Le tribunal de commerce de Valenciennes, dans un jugement du 26 janvier 2026, a ouvert une procédure de redressement judiciaire à l’égard d’une société spécialisée dans la menuiserie et les énergies renouvelables.
Cette société avait déposé une déclaration de cessation des paiements le 22 janvier 2026, sollicitant l’ouverture d’une procédure collective. Le tribunal constate que son passif exigible s’élève à 564 428,59 euros pour un actif disponible de seulement 43 952,38 euros.
La question de droit centrale portait sur la réunion des conditions légales pour ouvrir un redressement judiciaire.

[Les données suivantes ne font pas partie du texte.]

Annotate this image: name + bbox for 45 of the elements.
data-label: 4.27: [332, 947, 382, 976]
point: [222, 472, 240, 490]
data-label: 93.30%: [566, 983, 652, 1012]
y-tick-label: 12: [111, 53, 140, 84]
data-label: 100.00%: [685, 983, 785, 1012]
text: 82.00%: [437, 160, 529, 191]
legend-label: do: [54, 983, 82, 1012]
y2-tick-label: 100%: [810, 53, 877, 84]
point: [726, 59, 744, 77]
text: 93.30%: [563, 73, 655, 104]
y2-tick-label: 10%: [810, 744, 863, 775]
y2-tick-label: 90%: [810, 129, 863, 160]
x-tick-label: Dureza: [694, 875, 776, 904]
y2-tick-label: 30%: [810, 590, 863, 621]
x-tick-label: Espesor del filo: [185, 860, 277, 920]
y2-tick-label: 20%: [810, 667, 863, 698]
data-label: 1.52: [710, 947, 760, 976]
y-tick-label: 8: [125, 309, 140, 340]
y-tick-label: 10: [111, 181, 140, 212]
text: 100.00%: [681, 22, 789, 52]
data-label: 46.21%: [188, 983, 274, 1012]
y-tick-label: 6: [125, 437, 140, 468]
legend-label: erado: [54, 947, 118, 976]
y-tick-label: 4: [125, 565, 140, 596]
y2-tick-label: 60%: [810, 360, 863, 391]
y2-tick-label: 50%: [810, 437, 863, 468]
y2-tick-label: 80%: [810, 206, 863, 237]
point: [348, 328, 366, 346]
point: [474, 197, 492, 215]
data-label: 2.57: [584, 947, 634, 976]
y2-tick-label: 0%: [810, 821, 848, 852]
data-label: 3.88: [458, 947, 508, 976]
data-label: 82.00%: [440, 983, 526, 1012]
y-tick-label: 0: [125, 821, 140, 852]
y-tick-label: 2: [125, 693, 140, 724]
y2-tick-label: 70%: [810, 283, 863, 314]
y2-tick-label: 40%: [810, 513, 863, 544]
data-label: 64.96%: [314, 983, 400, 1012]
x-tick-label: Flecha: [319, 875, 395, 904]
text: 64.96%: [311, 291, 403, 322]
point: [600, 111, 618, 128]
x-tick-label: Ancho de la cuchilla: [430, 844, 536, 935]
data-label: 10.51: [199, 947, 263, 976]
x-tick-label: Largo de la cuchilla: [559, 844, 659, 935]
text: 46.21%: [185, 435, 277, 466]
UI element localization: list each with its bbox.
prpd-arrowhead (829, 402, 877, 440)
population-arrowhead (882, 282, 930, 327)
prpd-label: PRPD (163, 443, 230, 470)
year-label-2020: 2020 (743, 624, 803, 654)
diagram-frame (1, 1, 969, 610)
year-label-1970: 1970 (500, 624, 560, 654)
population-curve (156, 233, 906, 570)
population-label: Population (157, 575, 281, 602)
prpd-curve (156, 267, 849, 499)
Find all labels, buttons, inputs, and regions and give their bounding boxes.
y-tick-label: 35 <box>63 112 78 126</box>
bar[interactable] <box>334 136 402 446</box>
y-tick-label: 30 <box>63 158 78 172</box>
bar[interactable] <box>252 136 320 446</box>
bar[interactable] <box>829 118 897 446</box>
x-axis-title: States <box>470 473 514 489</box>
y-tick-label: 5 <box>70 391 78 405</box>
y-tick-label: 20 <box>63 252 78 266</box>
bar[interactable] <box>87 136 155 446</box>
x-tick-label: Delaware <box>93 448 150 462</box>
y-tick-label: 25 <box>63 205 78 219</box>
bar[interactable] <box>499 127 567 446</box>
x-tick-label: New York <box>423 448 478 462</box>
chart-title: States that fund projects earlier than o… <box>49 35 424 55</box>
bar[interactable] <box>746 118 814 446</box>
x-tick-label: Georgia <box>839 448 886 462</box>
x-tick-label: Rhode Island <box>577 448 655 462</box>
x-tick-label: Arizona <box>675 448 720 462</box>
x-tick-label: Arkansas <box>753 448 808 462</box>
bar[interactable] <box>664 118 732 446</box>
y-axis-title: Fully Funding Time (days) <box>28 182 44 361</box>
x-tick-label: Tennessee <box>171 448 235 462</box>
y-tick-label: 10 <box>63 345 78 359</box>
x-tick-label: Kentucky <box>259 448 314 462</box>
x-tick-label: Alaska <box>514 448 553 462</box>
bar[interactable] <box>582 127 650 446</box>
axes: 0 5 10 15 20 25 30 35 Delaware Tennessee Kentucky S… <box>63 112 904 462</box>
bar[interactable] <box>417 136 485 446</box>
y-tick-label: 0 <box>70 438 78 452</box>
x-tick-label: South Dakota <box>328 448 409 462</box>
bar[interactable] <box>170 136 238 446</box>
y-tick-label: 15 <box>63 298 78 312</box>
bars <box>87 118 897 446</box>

Le tribunal a répondu par l’affirmative en ouvrant la procédure, après avoir vérifié l’état de cessation des paiements et les perspectives de redressement.

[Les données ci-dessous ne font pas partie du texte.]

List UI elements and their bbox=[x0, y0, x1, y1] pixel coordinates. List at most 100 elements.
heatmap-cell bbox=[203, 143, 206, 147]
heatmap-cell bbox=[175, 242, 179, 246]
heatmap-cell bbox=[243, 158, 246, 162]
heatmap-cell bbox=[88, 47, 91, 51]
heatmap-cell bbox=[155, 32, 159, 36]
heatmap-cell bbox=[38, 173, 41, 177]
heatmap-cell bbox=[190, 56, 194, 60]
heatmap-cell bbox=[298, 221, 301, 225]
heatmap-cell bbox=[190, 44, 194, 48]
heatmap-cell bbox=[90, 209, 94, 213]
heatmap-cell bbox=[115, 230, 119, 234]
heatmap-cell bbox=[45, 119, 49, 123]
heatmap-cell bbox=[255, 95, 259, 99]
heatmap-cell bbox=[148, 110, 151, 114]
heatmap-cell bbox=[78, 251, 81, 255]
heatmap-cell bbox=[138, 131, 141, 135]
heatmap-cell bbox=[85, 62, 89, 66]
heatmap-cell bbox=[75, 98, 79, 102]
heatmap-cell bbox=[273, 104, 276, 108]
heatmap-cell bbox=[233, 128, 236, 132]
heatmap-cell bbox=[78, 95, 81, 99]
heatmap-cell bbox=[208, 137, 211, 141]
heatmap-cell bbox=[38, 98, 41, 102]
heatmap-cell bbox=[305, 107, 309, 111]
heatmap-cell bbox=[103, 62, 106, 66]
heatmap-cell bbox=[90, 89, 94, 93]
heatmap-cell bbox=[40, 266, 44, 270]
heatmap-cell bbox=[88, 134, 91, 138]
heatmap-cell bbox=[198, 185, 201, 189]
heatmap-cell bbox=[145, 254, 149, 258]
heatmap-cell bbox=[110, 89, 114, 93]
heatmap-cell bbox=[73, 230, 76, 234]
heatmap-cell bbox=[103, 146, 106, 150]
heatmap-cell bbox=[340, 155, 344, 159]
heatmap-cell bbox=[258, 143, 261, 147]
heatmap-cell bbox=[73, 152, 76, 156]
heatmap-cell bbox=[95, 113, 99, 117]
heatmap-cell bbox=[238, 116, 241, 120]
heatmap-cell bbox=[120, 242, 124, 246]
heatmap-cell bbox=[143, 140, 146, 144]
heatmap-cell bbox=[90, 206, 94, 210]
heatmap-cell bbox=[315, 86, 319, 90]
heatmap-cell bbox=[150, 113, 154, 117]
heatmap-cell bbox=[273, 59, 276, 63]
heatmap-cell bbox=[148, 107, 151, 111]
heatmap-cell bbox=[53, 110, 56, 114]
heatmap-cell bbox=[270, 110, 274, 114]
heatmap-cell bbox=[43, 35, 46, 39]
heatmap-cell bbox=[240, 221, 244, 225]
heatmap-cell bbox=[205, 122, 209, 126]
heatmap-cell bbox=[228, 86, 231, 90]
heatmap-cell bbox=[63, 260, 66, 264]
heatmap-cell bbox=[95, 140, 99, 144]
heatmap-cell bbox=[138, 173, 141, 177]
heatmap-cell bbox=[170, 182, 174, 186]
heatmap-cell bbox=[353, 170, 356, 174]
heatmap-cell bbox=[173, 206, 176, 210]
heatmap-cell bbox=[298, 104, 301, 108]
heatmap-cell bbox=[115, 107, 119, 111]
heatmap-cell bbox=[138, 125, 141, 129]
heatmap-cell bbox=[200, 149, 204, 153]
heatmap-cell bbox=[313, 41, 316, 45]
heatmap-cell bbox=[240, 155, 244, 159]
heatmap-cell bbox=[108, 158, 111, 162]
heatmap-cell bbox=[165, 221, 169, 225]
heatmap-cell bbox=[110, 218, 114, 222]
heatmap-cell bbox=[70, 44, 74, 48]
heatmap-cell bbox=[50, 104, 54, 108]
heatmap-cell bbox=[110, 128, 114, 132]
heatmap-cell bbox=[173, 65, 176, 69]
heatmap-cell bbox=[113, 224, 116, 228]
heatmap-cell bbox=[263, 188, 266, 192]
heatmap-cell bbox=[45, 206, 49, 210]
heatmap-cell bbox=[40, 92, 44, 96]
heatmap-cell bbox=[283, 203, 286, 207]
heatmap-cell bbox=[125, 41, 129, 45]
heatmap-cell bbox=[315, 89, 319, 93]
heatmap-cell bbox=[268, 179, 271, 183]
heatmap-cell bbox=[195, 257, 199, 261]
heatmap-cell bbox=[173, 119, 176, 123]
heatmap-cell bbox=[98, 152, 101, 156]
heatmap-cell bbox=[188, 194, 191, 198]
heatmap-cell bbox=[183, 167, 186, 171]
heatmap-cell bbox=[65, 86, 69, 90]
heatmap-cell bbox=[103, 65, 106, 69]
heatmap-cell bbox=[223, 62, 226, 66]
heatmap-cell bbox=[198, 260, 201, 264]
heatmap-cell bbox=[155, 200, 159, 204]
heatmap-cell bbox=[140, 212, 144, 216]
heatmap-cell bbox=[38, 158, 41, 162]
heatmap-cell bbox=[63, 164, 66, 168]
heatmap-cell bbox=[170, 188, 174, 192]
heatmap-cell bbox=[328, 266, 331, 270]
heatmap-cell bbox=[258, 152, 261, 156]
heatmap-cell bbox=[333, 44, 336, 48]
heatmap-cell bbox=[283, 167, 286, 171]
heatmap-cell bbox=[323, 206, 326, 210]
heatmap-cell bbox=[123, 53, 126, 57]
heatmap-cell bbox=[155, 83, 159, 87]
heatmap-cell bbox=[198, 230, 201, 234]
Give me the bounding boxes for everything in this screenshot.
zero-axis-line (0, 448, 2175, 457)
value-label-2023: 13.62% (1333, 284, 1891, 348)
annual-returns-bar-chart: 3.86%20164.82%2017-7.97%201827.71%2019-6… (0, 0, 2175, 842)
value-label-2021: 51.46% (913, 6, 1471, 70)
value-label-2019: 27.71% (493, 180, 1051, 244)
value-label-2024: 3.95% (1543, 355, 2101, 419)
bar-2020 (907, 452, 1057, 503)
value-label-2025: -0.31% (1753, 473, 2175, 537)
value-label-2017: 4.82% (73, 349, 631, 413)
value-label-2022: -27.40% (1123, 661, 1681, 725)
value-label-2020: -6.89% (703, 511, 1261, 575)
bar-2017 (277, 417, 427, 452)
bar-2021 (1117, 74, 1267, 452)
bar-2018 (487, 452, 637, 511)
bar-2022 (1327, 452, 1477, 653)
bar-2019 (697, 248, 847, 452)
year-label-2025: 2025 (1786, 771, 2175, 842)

Sur l’état de cessation des paiements
Le tribunal a retenu que la société se trouvait dans l’impossibilité de faire face à son passif exigible avec son actif disponible. Il a ainsi fixé provisoirement la date de cessation des paiements au 15 décembre 2025.
La valeur de cette décision réside dans l’application stricte des critères légaux de l’état de cessation des paiements. Le juge s’appuie sur une comparaison chiffrée et objective entre le passif exigible et l’actif disponible.

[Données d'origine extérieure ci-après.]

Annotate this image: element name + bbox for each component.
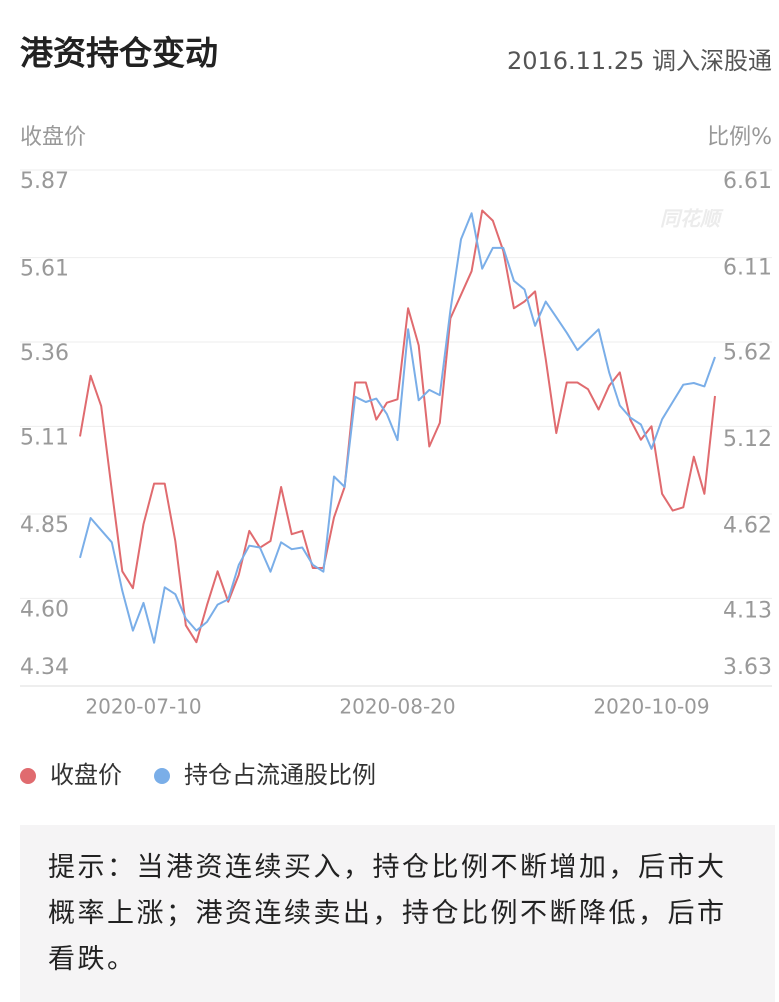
y2-tick-label: 5.12 — [723, 427, 772, 452]
x-tick-label: 2020-07-10 — [85, 695, 201, 719]
y2-tick-label: 6.11 — [723, 256, 772, 281]
y2-tick-label: 4.13 — [723, 598, 772, 623]
title: 港资持仓变动 — [20, 34, 218, 73]
y-axis-label: 收盘价 — [20, 125, 86, 150]
y-tick-label: 4.34 — [20, 655, 69, 680]
y-tick-label: 5.87 — [20, 169, 69, 194]
x-tick-label: 2020-08-20 — [339, 695, 455, 719]
series-line — [79, 212, 716, 644]
legend-dot — [154, 768, 170, 784]
chart: 港资持仓变动 2016.11.25 调入深股通 收盘价 比例% 同花顺 4.34… — [20, 34, 772, 789]
x-tick-label: 2020-10-09 — [593, 695, 709, 719]
y-tick-label: 4.85 — [20, 513, 69, 538]
y2-tick-label: 4.62 — [723, 514, 772, 539]
y-tick-label: 5.61 — [20, 257, 69, 282]
series-line — [79, 209, 716, 644]
subtitle: 2016.11.25 调入深股通 — [507, 47, 772, 75]
legend-label: 持仓占流通股比例 — [184, 761, 376, 789]
y2-tick-label: 3.63 — [723, 655, 772, 680]
y2-axis-label: 比例% — [707, 125, 772, 150]
note-text: 提示：当港资连续买入，持仓比例不断增加，后市大概率上涨；港资连续卖出，持仓比例不… — [48, 852, 727, 975]
legend-dot — [20, 768, 36, 784]
y2-tick-label: 5.62 — [723, 340, 772, 365]
watermark: 同花顺 — [660, 207, 724, 231]
y-tick-label: 5.36 — [20, 341, 69, 366]
y-tick-label: 4.60 — [20, 597, 69, 622]
legend-label: 收盘价 — [50, 761, 122, 789]
note-box: 提示：当港资连续买入，持仓比例不断增加，后市大概率上涨；港资连续卖出，持仓比例不… — [20, 825, 775, 1002]
y-tick-label: 5.11 — [20, 425, 69, 450]
y2-tick-label: 6.61 — [723, 169, 772, 194]
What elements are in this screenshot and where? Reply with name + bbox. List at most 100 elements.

La portée de cette fixation provisoire est fondamentale pour la suite de la procédure. Elle permet de déterminer la période suspecte et d’organiser les actions en nullité des actes passés par le débiteur.
Sur les perspectives de redressement
Le tribunal a estimé que la société était “susceptible de présenter un plan de redressement” et a ouvert la période d’observation pour six mois. Il a nommé un administrateur judiciaire avec mission d’assistance.
La sens de cette décision est de privilégier la continuation de l’entreprise plutôt que sa liquidation immédiate. Le juge se fonde sur les explications fournies en chambre du conseil et les pièces produites.
La portée est double : elle offre une chance à la société de se restructurer tout en protégeant les intérêts des 35 salariés. L’administrateur devra déposer un premier rapport dans les dix jours précédant la prochaine audience.